10. The negligence and delay does not end here. Section 123 of the Limitation Act prescribes that the application for setting aside a decree should be filed within thirty days of its passing. This position must have been known to the Defendant when the application under O. 9 R. 13 was filed. Although one year and forty nine days had passed (as per the computation of the Defendant) the application under Section 5 of the Limitation Act did not accompany the application under O. 9 R. 13, and this must be held to be fatal to the case put forward by the Defendant/Judgment Debtor.

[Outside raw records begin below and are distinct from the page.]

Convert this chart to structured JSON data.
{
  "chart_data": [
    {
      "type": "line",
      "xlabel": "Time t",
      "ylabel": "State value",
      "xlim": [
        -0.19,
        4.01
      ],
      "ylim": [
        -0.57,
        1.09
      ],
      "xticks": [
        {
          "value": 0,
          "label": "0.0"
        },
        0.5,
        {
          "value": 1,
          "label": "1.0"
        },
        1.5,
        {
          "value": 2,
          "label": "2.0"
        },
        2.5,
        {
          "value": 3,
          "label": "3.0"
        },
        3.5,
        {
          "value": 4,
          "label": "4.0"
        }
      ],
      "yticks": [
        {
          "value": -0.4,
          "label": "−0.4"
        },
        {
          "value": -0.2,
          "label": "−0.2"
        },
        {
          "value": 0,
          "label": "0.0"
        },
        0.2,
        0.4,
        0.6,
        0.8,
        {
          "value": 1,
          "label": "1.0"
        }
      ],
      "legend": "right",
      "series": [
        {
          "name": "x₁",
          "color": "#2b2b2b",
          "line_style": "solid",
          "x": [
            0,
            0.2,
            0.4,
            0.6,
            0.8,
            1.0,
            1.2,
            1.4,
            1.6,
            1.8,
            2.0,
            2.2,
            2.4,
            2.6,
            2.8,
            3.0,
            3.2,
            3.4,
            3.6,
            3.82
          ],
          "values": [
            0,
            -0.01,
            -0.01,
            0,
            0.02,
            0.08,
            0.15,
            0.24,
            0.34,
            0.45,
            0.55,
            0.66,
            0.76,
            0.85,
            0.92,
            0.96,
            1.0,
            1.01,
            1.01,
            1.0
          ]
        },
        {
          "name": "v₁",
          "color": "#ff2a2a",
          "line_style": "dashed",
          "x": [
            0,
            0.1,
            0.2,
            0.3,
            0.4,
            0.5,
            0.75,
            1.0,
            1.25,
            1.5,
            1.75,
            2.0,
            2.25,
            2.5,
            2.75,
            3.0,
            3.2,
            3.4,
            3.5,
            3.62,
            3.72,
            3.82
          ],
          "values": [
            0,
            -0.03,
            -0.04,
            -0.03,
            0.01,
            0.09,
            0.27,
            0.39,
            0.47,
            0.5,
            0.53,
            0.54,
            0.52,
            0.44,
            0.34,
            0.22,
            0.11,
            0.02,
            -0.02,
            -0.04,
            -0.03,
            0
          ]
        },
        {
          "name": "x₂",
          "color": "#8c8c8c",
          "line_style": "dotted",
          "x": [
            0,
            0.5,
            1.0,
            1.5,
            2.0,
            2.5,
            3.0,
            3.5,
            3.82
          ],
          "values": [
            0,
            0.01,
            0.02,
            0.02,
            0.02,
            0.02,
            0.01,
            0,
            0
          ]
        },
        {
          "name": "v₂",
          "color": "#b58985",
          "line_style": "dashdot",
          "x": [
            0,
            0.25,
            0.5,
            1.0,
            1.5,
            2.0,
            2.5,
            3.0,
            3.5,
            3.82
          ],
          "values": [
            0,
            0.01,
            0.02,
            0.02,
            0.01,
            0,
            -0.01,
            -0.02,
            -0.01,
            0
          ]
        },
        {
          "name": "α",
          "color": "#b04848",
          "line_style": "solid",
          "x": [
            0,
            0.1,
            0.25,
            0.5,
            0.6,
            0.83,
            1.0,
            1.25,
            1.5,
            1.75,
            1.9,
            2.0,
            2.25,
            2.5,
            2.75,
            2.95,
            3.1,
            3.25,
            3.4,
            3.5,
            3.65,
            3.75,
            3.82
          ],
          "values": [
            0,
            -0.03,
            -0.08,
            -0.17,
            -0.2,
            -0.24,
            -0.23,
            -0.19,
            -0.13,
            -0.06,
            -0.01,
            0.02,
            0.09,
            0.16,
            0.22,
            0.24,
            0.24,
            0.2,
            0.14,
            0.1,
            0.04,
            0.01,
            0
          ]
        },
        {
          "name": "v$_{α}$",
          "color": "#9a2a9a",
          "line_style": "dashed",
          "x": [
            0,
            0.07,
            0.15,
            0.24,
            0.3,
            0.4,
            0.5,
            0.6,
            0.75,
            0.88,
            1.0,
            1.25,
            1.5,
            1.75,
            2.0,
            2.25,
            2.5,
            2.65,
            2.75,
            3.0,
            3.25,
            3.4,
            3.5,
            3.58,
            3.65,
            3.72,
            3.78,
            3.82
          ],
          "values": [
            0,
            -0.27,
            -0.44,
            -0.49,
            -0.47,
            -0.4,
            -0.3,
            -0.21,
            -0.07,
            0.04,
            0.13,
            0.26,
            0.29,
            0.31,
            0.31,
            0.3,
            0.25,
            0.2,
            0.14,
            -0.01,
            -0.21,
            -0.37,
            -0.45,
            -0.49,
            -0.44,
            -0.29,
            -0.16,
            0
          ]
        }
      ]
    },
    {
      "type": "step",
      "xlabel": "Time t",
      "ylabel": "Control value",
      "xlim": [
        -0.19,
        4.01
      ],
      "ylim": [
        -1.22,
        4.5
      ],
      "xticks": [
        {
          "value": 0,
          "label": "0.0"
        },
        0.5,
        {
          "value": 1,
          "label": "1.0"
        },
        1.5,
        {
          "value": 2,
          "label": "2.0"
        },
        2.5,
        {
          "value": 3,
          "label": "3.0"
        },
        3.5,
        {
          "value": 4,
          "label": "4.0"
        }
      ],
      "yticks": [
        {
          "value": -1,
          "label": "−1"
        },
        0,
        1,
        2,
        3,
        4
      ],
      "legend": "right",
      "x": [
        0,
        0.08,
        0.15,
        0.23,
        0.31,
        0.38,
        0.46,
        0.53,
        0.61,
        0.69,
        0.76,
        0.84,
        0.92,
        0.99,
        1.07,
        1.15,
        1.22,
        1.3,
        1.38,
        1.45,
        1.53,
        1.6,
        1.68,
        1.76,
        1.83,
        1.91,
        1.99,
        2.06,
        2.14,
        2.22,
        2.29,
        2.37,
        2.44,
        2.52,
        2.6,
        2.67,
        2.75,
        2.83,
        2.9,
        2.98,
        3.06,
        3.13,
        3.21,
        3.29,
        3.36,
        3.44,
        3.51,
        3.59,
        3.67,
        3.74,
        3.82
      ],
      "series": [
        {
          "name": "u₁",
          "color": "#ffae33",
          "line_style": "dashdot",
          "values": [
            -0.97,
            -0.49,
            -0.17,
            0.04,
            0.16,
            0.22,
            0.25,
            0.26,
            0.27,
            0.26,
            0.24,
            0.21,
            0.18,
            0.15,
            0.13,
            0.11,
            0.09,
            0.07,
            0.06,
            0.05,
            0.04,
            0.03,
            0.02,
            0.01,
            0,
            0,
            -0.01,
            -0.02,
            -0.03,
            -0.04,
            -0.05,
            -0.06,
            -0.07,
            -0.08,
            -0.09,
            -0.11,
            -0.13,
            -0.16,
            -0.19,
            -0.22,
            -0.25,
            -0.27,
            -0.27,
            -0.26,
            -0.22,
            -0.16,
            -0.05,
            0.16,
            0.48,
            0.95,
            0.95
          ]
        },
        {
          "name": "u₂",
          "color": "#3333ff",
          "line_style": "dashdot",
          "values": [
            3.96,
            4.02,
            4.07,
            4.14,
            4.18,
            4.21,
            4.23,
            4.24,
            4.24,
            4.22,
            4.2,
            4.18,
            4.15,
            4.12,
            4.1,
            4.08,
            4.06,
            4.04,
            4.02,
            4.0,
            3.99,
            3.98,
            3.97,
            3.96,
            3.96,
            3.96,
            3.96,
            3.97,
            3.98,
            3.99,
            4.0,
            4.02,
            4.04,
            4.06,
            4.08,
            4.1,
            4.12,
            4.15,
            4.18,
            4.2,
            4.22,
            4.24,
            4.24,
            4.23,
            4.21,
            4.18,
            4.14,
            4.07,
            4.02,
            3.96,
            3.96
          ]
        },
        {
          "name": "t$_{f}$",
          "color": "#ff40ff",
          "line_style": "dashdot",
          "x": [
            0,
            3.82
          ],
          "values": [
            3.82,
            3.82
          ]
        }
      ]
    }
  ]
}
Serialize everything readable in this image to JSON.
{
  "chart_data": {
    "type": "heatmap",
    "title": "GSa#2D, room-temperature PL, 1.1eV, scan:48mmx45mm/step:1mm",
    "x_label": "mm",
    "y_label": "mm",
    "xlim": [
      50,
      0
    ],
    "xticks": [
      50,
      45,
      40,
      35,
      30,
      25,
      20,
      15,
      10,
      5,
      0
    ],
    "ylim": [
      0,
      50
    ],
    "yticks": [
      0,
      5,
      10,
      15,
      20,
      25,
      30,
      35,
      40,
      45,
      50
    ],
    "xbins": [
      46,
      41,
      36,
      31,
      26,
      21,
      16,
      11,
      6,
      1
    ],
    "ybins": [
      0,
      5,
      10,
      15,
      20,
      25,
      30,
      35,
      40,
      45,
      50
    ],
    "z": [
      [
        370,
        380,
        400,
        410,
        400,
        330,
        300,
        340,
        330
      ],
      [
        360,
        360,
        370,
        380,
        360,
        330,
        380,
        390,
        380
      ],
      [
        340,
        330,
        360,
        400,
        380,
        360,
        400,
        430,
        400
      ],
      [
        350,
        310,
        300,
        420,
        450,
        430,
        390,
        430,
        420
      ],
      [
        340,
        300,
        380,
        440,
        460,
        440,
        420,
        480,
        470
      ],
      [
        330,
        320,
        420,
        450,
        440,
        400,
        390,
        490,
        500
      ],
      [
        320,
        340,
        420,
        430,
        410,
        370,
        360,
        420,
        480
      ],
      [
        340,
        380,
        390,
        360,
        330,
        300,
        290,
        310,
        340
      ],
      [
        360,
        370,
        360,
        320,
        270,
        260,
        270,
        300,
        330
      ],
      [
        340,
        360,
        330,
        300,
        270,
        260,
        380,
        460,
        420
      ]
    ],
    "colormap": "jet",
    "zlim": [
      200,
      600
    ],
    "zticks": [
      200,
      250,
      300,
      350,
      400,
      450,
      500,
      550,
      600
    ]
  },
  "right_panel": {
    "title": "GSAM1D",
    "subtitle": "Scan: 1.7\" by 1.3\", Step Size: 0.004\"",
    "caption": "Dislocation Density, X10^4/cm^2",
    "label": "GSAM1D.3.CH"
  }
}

11. In these circumstances, however keen a Court may be to decide a lis with the active participation of both adversaries and however biased it may be in favour of setting aside ex-parte orders and thereby facilitating the hearing of all parties before the Court, this case demonstrates so much negligence, that interference of the Court for recalling and setting aside the decree is not called for. It is most convenient to shift the blame on lawyers, and in most cases this may even be justified, but the manner in which the fresh counsel was appointed does not go to show that the version put forward by the Defendant is worthy of belief and acceptance. The application under O. 9 R. 13 was liable to be rejected on the short ground of limitation since the application under Section 5 did not accompany it. However in view of the careful and painstakingly detailed discussion concerning the merits, of the said application under Order IX Rule 13, both the applications are dismissed with costs of Rs. 5000/-.